Recently Andrew Dubber and Professor Tim Wall researched the activities of fans of specialist music, and the ways in which they relate to the BBC through interactive and online media. Their findings are now public, and you can read the full report as a PDF document.
This paper presents the findings of a study into the implications for the BBC of the development of online fan communities around forms of specialist music. The investigation covers original research into the online activities of specialist music fans and the way that key BBC staff conceptualise and respond to changes taking places in the environment in which their listeners operate. We also engage with wider debates around ideas of ‘public service broadcasting’ and ‘specialist music’ and draw on the key concepts and frameworks used in academia to understand radio production and programming, music fan activities, and the transformation of both enabled by online technologies.
Central to this investigation is the proposition that provision to fans of differing forms of specialist music has been one of the central ways in which the BBC has been understood to distinguish itself as a public service broadcaster, but that the way in which this provision should be understood, and how this commitment can be maintained, has been transformed by the challenges of operating within the new media space created by online technologies.

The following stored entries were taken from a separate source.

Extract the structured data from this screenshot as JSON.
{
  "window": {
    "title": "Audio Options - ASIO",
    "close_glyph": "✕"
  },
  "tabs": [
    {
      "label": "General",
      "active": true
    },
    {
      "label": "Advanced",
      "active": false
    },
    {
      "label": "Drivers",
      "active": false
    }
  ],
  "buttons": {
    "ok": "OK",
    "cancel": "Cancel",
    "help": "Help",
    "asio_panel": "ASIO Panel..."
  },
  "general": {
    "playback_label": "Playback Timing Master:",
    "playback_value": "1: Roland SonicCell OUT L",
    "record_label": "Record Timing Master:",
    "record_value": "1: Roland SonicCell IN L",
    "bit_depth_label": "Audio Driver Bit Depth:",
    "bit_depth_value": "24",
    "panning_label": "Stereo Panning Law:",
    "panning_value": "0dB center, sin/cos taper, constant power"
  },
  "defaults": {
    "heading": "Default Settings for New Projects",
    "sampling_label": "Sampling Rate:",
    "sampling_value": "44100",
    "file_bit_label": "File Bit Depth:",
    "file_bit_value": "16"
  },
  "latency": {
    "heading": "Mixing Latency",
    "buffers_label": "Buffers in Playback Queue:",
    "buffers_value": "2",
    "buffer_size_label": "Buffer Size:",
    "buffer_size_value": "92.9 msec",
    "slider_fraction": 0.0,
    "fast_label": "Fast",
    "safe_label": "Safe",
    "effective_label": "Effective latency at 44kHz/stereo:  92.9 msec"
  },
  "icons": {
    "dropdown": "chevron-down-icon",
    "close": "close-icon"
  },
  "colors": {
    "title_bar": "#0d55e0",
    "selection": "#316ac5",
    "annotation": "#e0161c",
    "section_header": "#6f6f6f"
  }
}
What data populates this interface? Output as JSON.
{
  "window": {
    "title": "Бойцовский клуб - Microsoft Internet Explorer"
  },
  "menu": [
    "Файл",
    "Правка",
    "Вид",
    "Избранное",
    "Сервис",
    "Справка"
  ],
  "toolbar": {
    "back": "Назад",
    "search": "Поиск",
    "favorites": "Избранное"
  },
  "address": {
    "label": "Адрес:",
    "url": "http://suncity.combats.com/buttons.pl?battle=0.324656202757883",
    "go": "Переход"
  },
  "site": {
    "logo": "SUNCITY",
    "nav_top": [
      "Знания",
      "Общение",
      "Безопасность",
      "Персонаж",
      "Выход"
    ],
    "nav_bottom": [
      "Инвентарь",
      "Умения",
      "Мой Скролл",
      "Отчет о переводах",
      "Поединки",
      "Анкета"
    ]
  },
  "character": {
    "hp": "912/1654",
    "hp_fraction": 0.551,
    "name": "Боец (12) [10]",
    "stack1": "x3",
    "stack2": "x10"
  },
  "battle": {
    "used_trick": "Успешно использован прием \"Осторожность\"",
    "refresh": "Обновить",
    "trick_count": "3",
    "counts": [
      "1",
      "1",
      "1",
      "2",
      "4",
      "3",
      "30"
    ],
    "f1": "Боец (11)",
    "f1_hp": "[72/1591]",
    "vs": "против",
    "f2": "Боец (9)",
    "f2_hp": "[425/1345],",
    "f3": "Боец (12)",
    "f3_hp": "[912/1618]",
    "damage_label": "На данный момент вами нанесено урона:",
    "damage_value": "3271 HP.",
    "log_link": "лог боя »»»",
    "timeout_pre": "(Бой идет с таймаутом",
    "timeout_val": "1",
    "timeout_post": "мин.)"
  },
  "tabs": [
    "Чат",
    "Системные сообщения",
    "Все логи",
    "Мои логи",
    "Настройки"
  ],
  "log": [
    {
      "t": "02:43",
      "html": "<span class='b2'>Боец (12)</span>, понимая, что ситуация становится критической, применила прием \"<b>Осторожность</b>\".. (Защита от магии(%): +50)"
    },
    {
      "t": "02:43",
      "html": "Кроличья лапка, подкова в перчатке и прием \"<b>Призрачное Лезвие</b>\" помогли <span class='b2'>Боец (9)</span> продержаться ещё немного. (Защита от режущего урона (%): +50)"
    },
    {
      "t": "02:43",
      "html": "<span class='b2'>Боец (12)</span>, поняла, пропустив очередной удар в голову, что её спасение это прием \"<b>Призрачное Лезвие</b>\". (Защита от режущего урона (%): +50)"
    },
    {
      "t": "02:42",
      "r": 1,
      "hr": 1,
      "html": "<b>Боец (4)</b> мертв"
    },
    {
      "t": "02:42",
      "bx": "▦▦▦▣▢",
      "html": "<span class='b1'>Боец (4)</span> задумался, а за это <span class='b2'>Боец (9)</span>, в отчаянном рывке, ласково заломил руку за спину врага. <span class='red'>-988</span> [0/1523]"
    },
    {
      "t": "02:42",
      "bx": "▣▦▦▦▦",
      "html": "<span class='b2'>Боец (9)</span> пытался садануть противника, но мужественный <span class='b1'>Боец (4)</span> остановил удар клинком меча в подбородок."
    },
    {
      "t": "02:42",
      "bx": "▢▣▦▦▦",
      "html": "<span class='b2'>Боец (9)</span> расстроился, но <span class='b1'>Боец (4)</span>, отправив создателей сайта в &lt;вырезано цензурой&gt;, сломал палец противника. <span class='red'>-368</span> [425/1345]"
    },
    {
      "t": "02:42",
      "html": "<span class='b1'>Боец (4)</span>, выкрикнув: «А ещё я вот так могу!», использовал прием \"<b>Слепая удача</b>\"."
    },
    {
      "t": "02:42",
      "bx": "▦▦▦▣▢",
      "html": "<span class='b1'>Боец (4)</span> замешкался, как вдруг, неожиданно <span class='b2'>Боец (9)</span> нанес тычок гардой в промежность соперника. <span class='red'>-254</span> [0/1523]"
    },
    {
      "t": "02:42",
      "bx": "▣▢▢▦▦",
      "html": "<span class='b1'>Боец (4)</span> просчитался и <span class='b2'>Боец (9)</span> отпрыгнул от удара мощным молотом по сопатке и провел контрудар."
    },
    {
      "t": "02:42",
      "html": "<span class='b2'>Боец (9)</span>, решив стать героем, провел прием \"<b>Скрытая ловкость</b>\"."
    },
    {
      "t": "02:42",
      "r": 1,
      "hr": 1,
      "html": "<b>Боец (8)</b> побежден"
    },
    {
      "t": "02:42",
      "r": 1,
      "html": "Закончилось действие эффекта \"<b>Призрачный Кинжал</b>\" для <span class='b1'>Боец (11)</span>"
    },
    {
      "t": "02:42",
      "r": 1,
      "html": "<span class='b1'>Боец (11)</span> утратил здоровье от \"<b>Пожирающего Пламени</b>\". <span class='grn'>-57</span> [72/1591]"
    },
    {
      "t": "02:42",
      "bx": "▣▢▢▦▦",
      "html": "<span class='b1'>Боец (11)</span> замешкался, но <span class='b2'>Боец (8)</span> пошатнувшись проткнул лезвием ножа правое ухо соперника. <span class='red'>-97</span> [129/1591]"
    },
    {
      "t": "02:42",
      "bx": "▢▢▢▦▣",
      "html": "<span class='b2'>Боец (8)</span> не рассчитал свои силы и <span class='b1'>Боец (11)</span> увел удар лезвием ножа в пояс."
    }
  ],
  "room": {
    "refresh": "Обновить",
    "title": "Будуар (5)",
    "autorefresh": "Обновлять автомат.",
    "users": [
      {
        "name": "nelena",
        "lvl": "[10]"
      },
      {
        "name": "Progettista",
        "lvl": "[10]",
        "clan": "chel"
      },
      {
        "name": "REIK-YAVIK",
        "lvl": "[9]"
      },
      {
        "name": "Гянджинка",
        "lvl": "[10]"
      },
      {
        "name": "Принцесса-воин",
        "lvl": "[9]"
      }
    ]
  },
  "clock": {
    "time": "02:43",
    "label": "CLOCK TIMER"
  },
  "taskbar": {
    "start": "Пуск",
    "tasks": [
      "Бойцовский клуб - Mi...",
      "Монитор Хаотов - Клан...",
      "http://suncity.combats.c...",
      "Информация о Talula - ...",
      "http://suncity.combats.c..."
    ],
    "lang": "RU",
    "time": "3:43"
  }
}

The paper reports the findings of the primary research through a wider discussion of ideas of ‘public service media’, ‘specialist music fandom’, and ‘online activity’. By placing these ideas in context of the historical development of the BBC and wider music culture, and then recontextualising them in an examination of the ways that ‘specialist music’ and ‘fandom’ operate in the formation of online communities and cultural practices, we reveal the challenges facing BBC staff in reinterpreting ‘public service’ and ‘broadcasting’ in these new, online, media forms.